THE OCCUPATION The Gazans have lived under Israeli
occupation since the Six-Day War in 1967. Israel is
still widely considered to be an occupying power, even
though it removed its troops and settlers from the strip
in 2005. Israel still controls access to the area,
imports and exports, and the movement of people in and
out. Israel has control over Gaza’s air space and sea
coast, and its forces enter the area at will. As the
occupying power, Israel has the responsibility under the
Fourth Geneva Convention to see to the welfare of the
civilian population of the Gaza Strip.
THE BLOCKADE Israel’s blockade of the strip, with the
support of the United States and the European Union, has
grown increasingly stringent since Hamas won the
Palestinian Legislative Council elections in January
2006. Fuel, electricity, imports, exports and the
movement of people in and out of the Strip have been
slowly choked off, leading to life-threatening problems
of sanitation, health, water supply and transportation.
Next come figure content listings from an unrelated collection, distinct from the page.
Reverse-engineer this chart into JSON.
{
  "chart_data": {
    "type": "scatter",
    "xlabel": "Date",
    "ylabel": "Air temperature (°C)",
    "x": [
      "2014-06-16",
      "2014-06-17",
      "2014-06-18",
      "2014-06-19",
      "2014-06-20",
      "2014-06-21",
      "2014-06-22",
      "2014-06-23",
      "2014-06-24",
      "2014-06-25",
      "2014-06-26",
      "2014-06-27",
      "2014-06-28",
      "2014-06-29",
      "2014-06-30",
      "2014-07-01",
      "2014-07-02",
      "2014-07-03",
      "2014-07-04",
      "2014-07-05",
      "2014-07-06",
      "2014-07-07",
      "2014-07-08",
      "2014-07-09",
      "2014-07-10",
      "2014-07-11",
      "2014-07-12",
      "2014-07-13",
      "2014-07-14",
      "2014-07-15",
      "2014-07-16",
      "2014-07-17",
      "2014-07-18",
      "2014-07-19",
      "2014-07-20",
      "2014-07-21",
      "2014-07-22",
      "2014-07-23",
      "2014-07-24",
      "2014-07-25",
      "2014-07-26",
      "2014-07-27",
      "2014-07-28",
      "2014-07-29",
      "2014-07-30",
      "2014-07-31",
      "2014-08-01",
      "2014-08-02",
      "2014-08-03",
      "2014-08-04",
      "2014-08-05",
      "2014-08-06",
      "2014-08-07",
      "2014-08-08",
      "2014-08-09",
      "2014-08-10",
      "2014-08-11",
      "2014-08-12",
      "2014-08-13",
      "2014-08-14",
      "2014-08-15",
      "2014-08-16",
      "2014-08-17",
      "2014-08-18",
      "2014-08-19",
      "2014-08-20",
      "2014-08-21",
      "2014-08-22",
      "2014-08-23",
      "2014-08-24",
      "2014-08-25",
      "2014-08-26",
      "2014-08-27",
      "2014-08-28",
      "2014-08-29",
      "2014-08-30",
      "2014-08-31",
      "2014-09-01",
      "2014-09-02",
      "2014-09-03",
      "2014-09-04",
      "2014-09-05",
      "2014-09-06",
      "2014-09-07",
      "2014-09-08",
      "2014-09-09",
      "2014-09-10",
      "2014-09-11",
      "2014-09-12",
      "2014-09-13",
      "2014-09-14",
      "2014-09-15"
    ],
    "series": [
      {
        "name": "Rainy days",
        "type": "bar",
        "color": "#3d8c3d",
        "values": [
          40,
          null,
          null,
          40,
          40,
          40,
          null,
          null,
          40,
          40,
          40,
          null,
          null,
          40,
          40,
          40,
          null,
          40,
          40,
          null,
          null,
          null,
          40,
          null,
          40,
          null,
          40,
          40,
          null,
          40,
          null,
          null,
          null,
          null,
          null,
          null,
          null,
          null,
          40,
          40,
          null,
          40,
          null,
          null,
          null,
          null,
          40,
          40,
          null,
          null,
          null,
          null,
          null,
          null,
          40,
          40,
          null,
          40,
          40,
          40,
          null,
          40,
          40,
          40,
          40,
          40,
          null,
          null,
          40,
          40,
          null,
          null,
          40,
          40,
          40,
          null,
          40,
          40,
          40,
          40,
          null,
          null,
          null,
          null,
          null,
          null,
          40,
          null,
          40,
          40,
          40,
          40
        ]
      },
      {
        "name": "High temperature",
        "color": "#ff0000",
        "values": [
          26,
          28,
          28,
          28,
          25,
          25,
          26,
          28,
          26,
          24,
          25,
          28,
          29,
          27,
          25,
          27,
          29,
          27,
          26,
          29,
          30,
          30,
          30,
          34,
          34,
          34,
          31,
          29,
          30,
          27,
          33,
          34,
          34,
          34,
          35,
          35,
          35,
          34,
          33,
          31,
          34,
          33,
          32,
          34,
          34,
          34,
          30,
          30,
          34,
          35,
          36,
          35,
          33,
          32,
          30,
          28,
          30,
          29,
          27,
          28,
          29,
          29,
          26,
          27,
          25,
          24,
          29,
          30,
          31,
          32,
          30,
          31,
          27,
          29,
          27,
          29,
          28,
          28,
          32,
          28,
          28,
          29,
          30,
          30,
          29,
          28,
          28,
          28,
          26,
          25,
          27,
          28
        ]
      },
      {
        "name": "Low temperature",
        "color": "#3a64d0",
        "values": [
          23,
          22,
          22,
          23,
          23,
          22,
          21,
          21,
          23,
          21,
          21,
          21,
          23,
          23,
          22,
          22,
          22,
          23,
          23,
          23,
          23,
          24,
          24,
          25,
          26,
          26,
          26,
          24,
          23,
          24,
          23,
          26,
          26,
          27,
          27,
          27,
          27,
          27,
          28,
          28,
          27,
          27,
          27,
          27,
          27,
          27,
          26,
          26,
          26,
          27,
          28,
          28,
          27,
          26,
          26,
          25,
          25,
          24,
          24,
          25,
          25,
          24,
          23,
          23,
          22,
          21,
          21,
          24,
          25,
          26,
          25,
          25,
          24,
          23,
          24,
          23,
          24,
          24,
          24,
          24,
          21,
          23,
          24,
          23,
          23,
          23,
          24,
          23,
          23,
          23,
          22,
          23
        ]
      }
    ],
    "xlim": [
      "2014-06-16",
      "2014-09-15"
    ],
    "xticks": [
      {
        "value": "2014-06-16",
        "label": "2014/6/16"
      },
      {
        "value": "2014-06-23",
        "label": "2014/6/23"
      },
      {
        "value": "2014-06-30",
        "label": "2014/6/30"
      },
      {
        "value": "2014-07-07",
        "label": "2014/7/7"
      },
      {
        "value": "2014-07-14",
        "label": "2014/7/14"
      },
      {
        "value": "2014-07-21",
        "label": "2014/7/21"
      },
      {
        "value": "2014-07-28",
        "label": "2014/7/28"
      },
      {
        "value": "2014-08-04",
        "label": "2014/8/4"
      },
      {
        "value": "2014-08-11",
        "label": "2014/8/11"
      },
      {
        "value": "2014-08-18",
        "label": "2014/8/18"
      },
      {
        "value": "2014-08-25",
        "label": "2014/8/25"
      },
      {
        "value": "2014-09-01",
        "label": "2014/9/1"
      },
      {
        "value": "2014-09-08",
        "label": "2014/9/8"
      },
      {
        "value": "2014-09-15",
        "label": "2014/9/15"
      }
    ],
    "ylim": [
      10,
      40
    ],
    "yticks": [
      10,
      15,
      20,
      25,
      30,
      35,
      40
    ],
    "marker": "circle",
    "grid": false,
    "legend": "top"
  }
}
The blockade has subjected many to unemployment, penury
and malnutrition. This amounts to the collective
punishment — with the tacit support of the United States
— of a civilian population for exercising its democratic
rights.
THE CEASE-FIRE Lifting the blockade, along with a
cessation of rocket fire, was one of the key terms of
the June cease-fire between Israel and Hamas. This
accord led to a reduction in rockets fired from Gaza
from hundreds in May and June to a total of less than 20
in the subsequent four months (according to Israeli
government figures). The cease-fire broke down when
Israeli forces launched major air and ground attacks in
early November; six Hamas operatives were reported
killed.
WAR CRIMES The targeting of civilians, whether by Hamas
or by Israel, is potentially a war crime. Every human
life is precious. But the numbers speak for themselves:
Nearly 700 Palestinians, most of them civilians, have
been killed since the conflict broke out at the end of
last year. In contrast, there have been around a dozen
Israelis killed, many of them soldiers. Negotiation is a
much more effective way to deal with rockets and other
forms of violence. This might have been able to happen
had Israel fulfilled the terms of the June cease-fire
and lifted its blockade of the Gaza Strip.
This war on the people of Gaza isn’t really about
rockets. Nor is it about “restoring Israel’s
deterrence,” as the Israeli press might have you
believe. Far more revealing are the words of Moshe
Yaalon, then the Israeli Defense Forces chief of staff,
in 2002: “The Palestinians must be made to understand in
the deepest recesses of their consciousness that they
are a defeated people.”
Rashid Khalidi, a professor of Arab studies at Columbia,
is the author of the forthcoming “Sowing Crisis: The
Cold War and American Dominance in the Middle East."